My daughters seem to enjoy my reflections on their children too–and I try to be unbiased although that’s not entirely possible. I love how you let your granddaughter be “in charge” and see what transpires. The photo of the icy dandelion skeleton is exquisite.
Looking forward to hearing your presentation and that of others on Tuesday night!
I need to hope over to your blog to see what I’ve missed there lately, Melodie. I’m glad your daughters enjoy your reflections. Having a blog is a great way to create a family scrapbook while sharing what we learn and remember — if everyone is open to it.
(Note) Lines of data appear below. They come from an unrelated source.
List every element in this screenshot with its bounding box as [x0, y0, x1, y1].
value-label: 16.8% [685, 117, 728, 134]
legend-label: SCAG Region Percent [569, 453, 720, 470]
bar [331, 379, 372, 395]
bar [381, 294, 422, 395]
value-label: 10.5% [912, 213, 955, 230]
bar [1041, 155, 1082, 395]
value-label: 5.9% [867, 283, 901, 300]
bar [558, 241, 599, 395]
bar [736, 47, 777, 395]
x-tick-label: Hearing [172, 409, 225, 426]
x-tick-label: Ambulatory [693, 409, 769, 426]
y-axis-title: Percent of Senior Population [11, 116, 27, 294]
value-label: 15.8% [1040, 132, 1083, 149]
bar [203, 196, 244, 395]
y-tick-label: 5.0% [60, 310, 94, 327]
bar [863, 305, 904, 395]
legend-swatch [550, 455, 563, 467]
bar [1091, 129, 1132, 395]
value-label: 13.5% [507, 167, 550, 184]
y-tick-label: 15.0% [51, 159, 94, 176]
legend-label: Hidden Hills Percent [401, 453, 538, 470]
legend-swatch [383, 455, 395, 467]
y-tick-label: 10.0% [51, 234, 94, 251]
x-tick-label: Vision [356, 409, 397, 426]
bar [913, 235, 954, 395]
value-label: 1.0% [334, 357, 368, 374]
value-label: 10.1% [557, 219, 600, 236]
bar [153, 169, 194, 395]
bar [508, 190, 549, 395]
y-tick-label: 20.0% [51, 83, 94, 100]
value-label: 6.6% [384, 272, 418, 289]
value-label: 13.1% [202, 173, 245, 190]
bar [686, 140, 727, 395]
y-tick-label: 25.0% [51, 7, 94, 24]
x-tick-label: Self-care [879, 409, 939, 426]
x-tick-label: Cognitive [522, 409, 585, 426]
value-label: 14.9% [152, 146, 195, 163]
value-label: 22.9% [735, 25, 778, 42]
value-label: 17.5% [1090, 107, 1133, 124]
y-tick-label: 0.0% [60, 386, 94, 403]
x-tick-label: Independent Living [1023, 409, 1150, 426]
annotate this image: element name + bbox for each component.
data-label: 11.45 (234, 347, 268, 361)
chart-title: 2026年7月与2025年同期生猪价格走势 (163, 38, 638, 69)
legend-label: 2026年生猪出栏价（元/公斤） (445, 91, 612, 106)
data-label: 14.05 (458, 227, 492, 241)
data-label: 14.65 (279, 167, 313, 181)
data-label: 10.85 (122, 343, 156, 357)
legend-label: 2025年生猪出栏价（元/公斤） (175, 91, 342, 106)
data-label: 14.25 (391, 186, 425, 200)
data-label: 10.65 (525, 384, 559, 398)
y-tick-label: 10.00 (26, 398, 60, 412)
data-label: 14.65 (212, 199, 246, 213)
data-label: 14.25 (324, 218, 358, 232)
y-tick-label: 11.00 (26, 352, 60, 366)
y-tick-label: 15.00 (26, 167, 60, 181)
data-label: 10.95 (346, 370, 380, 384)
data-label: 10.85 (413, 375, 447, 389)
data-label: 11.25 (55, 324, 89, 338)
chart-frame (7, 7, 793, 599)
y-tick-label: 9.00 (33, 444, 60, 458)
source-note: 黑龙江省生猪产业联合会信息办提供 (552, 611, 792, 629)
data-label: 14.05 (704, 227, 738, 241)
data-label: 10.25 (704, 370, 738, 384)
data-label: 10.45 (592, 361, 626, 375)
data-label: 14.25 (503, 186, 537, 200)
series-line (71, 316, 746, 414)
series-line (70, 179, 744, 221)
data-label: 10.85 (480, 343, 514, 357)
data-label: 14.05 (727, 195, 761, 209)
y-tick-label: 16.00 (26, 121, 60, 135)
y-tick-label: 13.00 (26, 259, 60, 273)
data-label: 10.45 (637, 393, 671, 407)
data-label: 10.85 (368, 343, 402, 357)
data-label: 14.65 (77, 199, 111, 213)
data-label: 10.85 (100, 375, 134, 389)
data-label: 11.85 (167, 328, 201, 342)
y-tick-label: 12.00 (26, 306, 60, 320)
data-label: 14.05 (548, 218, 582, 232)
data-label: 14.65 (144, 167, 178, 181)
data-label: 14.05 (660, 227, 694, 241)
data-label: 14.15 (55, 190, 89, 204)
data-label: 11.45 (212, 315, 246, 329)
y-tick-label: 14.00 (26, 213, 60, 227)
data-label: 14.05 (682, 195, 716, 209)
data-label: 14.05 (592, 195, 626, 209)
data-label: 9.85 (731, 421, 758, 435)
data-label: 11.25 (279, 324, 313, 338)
Lydia does love to be in charge, as most of us did at age 2.5. 🙂
See you tomorrow night!
I haven’t read your blog in a bit and absolutely loved this. First off, how is she already 2 1/2???? Wasn’t she just born? Time is so strange. Love seeing the world through her eyes. And loves that she loves the basement. I remember how much my brother and I loved my grandfather’s basement in Denver. We didn’t have one and it just seemed luxurious to have all that space. My grandfather had wonderful collections down there including a meticulously stacked pile of empty cardboard boxes. We spent our time throwing tennis balls up the laundry shoot. Taking turns to be at the top of the shoot in the upstairs bathroom trying to catch the ball as it got ever so close to our hands, but never quite close enough. Glad you get to spend this wonderful time with your grandkids… miss and love you!
I know, I know. The baby is gone now, and the “big girl” is emerging. She does not want to sit in high chairs any more!
Thank you, Gillian, for letting me know you read this and for sharing this memory of you and your brother, in a big basement space, making up a thrilling game with just a tennis ball and a laundry shoot. Playing.
Know that I am one of the women in your life cheering you on. You’ve got a big team in the basement who love you. And I miss you too.
It’s obvious that you are not missing the mystical in your big little granddaughter. What a blessing!
Thank you, Ruth. She is indeed both big and little. Can’t wait to see her again.